Stephen Woodworth Conservative Kitchener Centre, ON

Now I just have to ask you a little bit more about that. You've changed plants recently from Brampton to where?

4:45 p.m.

Manager, Waste Operations, Region of Peel

Larry Conrad

It started out that we had an agreement with the Peel Resource Recovery Plant, and through the years it was sold. It ended up being the Algonquin Power plant. We had a 20-year contract, which was extended to about 25 years, I believe. At the end of that contract, we couldn't come to a successful extension from a number of sides. After council said that Peel really needed to own its infrastructure, we decided that instead of going on and trying to do something with that plant, we needed to go out and develop a facility that would be our own.

We're anticipating that 2019 will be about the time we start to build that infrastructure. Peel really should have owned the energy-from-waste plant when it started, but it didn't start off on that path. Now we're going to own for the next 40 years. We're looking forward to the next 40 years, not the past.

4:45 p.m.

Conservative

Stephen Woodworth Conservative Kitchener Centre, ON

Is there going to be a gap or are you going to continue with the Algonquin Power plant until 2019?

4:45 p.m.

Manager, Waste Operations, Region of Peel

Larry Conrad

Unfortunately, there's a gap now. About a year and a half ago we stopped going there. We're going to the landfill and we're using the money saved from the tipping fees that were going to that plant to help offset the costs of building the new facility in Peel.

4:45 p.m.

Conservative

Stephen Woodworth Conservative Kitchener Centre, ON

What do you expect the total capital cost of building the new facility will be?

4:45 p.m.

Manager, Waste Operations, Region of Peel

Larry Conrad

The new facility costs right now are in and around $500 million.

4:45 p.m.

Conservative

Stephen Woodworth Conservative Kitchener Centre, ON

You mentioned in the course of your testimony two federal funding streams that you were applying for, but I don't know if that was in relation to the construction of this new facility or not.

4:45 p.m.

Manager, Waste Operations, Region of Peel

Larry Conrad

One was for the compost and getting that compost marketing into agricultural applications.
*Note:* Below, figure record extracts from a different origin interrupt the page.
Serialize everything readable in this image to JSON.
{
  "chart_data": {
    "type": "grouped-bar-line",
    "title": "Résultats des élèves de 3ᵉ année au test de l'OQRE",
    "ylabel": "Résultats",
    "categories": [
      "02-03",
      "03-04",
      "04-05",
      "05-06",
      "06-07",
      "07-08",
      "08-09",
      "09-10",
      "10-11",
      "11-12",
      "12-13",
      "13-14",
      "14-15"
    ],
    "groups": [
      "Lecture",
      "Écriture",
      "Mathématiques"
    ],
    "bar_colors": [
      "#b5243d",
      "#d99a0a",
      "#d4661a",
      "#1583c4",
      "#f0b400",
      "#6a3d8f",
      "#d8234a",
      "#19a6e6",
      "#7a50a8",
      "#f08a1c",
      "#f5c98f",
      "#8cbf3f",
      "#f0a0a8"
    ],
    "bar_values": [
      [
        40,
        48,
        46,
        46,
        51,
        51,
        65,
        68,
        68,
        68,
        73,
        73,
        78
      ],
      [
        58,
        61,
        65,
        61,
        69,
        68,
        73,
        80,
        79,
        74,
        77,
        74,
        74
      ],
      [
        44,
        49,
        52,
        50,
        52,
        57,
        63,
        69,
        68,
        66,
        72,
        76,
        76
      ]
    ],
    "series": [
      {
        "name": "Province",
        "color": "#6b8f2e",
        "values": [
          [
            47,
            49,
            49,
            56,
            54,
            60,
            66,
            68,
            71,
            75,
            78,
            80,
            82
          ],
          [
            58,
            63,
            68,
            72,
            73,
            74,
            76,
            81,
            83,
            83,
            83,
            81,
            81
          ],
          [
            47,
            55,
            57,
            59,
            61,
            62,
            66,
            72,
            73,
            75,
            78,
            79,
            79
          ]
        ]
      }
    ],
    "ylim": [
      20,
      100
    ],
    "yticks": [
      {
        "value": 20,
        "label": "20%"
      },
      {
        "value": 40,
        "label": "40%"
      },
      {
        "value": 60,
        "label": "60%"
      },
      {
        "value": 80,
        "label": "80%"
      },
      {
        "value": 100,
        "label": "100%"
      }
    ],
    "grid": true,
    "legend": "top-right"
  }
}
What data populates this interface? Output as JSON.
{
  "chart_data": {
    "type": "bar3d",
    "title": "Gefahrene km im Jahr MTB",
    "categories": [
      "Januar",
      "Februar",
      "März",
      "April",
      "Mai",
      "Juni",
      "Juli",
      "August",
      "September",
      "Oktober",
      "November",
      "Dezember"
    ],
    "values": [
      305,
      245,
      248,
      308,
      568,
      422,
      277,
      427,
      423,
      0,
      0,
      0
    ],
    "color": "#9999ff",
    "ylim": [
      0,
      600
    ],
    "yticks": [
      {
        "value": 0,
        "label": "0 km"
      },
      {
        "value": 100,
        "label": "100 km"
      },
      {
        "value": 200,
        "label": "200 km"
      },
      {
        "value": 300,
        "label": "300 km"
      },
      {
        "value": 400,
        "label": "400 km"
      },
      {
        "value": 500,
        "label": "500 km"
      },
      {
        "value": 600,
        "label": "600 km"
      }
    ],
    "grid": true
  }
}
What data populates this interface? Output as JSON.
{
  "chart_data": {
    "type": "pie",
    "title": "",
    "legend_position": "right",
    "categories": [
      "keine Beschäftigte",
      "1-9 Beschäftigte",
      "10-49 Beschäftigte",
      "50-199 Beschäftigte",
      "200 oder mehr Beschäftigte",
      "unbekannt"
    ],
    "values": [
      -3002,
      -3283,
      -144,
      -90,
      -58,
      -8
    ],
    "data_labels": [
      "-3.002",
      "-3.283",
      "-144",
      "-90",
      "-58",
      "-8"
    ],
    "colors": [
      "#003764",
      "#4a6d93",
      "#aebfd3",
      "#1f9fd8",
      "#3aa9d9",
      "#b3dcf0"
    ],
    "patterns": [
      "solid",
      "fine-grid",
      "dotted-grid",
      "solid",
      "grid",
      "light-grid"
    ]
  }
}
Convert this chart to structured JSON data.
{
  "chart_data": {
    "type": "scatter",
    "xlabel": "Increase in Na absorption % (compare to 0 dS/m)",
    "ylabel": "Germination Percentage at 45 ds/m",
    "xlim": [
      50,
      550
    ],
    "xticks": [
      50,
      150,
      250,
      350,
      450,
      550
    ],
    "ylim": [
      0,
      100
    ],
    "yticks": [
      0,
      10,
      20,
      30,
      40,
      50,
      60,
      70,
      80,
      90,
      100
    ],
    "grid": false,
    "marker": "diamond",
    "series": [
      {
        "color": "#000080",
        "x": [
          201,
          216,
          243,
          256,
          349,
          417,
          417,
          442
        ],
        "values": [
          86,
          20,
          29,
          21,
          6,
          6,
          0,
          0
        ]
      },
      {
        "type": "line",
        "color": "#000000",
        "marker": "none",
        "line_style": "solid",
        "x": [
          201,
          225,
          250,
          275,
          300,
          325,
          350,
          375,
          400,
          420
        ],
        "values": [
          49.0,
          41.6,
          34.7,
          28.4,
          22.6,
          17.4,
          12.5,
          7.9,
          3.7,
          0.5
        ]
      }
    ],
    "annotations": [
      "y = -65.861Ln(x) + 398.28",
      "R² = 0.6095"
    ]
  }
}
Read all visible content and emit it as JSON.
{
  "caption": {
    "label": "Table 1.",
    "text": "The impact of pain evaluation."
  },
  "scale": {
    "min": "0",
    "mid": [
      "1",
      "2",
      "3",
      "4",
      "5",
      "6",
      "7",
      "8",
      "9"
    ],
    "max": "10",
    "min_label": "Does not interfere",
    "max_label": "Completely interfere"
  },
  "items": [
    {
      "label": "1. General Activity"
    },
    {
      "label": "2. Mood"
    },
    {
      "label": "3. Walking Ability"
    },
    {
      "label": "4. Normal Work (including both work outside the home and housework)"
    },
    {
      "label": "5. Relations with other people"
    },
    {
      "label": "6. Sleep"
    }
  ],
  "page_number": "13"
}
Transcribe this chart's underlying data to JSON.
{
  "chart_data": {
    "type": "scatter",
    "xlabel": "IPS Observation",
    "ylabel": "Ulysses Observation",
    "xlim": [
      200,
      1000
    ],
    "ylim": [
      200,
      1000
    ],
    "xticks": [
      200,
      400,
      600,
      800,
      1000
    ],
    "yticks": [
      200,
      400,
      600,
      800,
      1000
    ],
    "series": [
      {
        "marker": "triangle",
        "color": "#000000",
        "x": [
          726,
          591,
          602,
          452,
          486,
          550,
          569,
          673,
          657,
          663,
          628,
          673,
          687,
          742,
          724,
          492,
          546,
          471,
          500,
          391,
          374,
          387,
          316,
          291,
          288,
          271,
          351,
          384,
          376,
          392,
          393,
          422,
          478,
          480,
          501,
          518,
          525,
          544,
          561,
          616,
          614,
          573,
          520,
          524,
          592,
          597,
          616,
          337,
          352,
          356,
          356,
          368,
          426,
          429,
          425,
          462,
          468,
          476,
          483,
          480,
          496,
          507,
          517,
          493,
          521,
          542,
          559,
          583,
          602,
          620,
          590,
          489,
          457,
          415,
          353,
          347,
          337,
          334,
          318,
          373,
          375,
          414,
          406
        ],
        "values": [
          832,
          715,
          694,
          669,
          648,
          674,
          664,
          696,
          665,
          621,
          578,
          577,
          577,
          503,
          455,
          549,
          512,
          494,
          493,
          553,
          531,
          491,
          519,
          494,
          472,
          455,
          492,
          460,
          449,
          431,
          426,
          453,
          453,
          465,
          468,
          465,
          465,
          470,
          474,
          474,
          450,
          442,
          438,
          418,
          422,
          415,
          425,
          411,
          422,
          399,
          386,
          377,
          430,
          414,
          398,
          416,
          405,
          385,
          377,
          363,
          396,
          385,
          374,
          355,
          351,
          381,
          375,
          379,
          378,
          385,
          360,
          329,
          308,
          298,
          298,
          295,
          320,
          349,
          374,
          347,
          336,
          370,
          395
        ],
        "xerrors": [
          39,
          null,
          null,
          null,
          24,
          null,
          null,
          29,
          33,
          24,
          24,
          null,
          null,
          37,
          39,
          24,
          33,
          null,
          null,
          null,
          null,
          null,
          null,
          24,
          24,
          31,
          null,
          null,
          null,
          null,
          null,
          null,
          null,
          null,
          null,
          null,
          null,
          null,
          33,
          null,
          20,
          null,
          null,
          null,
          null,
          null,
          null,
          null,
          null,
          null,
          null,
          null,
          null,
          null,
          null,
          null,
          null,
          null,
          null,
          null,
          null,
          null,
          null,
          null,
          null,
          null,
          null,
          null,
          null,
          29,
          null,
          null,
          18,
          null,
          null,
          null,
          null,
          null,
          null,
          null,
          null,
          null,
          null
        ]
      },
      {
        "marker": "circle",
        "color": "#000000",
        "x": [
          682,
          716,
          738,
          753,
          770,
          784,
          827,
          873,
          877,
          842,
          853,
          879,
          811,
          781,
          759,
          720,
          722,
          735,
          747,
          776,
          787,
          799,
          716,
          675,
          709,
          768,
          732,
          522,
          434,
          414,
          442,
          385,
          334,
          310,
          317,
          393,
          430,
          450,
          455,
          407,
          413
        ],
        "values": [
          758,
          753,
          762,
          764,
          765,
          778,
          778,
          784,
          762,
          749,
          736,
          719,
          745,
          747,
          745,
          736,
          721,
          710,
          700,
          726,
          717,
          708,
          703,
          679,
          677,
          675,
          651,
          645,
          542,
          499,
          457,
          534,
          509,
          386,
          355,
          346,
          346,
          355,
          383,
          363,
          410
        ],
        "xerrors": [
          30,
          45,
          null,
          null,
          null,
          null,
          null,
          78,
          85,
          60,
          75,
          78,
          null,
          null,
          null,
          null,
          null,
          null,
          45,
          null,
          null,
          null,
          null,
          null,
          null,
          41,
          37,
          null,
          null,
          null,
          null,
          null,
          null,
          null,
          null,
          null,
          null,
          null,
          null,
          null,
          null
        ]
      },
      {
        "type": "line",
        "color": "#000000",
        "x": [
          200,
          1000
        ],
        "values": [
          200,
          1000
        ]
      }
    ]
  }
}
The other one was a little bit earlier and we were looking at an energy-from-waste scenario, mixing sorted and dried municipal waste with sewage sludge. We got a grant there, but unfortunately, the economics at the time wasn't quite right for that.

4:45 p.m.

Conservative

Stephen Woodworth Conservative Kitchener Centre, ON

Do you have any plan to access any of the green infrastructure funding that the Government of Canada has available in its myriad infrastructure funding plans for this $500-million facility?

4:45 p.m.

Manager, Waste Operations, Region of Peel

Larry Conrad

Yes, of course we do.

4:45 p.m.

Conservative

Stephen Woodworth Conservative Kitchener Centre, ON

Do you have an expectation, or at least a hope, of how much of that $500 million might be available from the Government of Canada?

4:45 p.m.

Manager, Waste Operations, Region of Peel

Larry Conrad

I know we're talking about it and I know we're going to make the applications for it, but we're still at the point where we don't even know yet what our plant is going to cost us. We've gone through the request for expressions of interest and in March of 2015 we'll actually go out with some requests for proposals. Until we get that we don't really know how much we should even be asking for.

4:45 p.m.

Conservative

Stephen Woodworth Conservative Kitchener Centre, ON

Will the new facility be an incineration facility entirely, or not?

4:50 p.m.

Manager, Waste Operations, Region of Peel

Larry Conrad

We have a facility in Peel. It's a marvellous facility. It's three football fields long, split down the middle. Half of it's a MRF, a materials recovery facility, and half of it is a waste transfer station and our composting facility.

The concept is that we will relocate the MRF and the energy-from-waste plant will be built there. Then in the future we'll also be able to co-locate an anaerobic digestion facility there, or a front end if we do a project at one of our sewage treatment plants for co-digestion.

It's a marvellous piece of land and that's where it will be. It's owned by Peel in Peel, close to the 407 off Torbram Road.